Hogan's departure resulted in the promotion of Senator Edward Kasemeyer (D-12) to the Vice Chairman position. Longtime Montgomery County Delegate Marilyn Goldwater (D-16) left around the same time, prompting this observation from the Gazette:
The leadership changes leave Montgomery, the state’s largest jurisdiction, with a single committee chairman in each chamber and House Majority Leader Kumar P. Barve (D-Dist. 17) of Rockville. Baltimore city boasts three chairmen, three vice chairmen and the majority whips in each chamber; Prince George’s County has three chairmen and one vice chairman in the General Assembly.Montgomery County's committee chairs include the Senate Judicial Proceedings Committee (held by District 16 Senator Brian Frosh) and the House Ways and Means Committee (held by District 20 Delegate Sheila Hixson).

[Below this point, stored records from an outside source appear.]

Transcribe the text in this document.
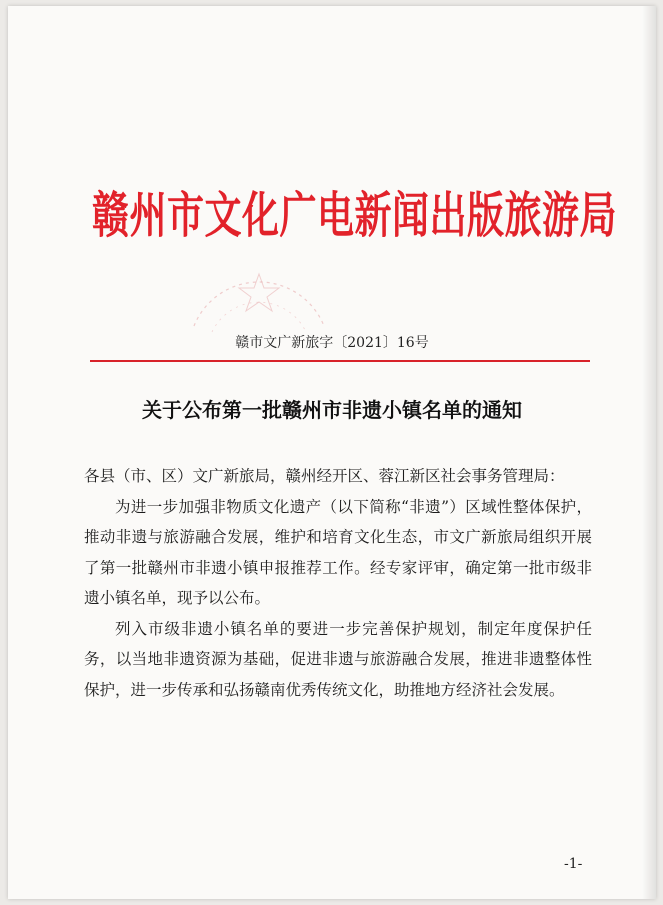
赣州市文化广电新闻出版旅游局
赣市文广新旅字〔2021〕16号
关于公布第一批赣州市非遗小镇名单的通知

各县（市、区）文广新旅局，赣州经开区、蓉江新区社会事务管理局：

为进一步加强非物质文化遗产（以下简称“非遗”）区域性整体保护，推动非遗与旅游融合发展，维护和培育文化生态，市文广新旅局组织开展了第一批赣州市非遗小镇申报推荐工作。经专家评审，确定第一批市级非遗小镇名单，现予以公布。

列入市级非遗小镇名单的要进一步完善保护规划，制定年度保护任务，以当地非遗资源为基础，促进非遗与旅游融合发展，推进非遗整体性保护，进一步传承和弘扬赣南优秀传统文化，助推地方经济社会发展。

-1-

Senator Currie appears to be in some trouble. If he falls, Kasemeyer, who represents Baltimore and Howard Counties, will be in line to become the next Senate Budget and Taxation Committee Chairman. That is good news for a Governor who is targeting swing areas in Baltimore County for his re-election. But it is bad news for Montgomery County. With a Chairman Hogan, Montgomery would have been better able to resist humiliations like this. Instead, the county's politicians will be left to ponder what might have been.